"I'll be on the watch," said Tom. And, as he went into his private workshop, he wondered why it was his father and Ned had both warned him not to trust Gale and Ware.

The next few days were busy ones for Tom Swift. Once he had made up his mind to go to work seriously on a silent motor, all else was put aside. He sent a note to Mary Nestor, telling her what he was going to do, and, asking her to say nothing about it, which, of course, Mary agreed to.

"Come and see me when you can," she sent back word, "but I know you won't have much chance when you're experimenting with your invention. And I shall be working so hard for the Red Cross that I sha'n't get much chance to entertain you. But the war can't last forever."

"No," agreed Tom with a sigh, as he put away her letter, "and thank goodness that it can't!"

The young inventor threw himself into the perplexing work of inventing a silent motor with all the fervor he had given to the production of his war tank, his giant cannon, his wonderful searchlight and other machines.

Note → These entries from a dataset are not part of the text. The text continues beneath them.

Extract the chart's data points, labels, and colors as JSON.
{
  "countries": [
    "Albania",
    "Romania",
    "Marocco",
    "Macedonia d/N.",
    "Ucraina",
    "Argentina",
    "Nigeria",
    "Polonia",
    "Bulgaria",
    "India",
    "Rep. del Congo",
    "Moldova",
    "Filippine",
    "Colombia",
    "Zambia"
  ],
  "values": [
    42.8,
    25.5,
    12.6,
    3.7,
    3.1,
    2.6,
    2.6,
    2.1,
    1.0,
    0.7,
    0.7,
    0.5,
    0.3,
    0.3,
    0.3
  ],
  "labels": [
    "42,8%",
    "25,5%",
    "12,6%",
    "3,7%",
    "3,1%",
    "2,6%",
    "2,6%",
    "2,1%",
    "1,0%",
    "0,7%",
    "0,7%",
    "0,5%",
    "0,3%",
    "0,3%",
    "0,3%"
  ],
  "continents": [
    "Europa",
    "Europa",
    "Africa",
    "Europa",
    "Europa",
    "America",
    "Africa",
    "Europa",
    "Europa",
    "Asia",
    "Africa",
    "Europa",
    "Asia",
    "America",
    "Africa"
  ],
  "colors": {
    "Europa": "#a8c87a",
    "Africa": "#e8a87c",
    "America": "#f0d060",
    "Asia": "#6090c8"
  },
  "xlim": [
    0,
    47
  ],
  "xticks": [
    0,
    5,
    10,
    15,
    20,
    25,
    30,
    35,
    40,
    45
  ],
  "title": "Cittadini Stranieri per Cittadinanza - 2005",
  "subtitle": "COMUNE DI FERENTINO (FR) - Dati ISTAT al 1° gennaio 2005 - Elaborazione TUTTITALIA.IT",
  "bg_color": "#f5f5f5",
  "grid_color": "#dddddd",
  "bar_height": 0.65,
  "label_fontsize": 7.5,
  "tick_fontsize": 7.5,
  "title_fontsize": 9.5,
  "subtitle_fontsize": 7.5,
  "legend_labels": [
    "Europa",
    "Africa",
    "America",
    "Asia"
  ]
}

"And," mused Tom, as he sat at his work table with pencil and paper before him, "since this is a problem in acoustics, I had best begin I suppose by going back to first principles, and after determining what makes an aeroplane engine noisy, try to figure out how to make it quiet. Now as to the first, the principle causes of noise are—"

And at that instant there broke on Tom's ears a succession of discordant sounds which seemed to be a combination of an Indian's war whoop and a college student's yells at a football game.

"Now I wonder what that is!" mused the young inventor as he hastily arose. "Better solve that problem before I tackle the aeroplane motor."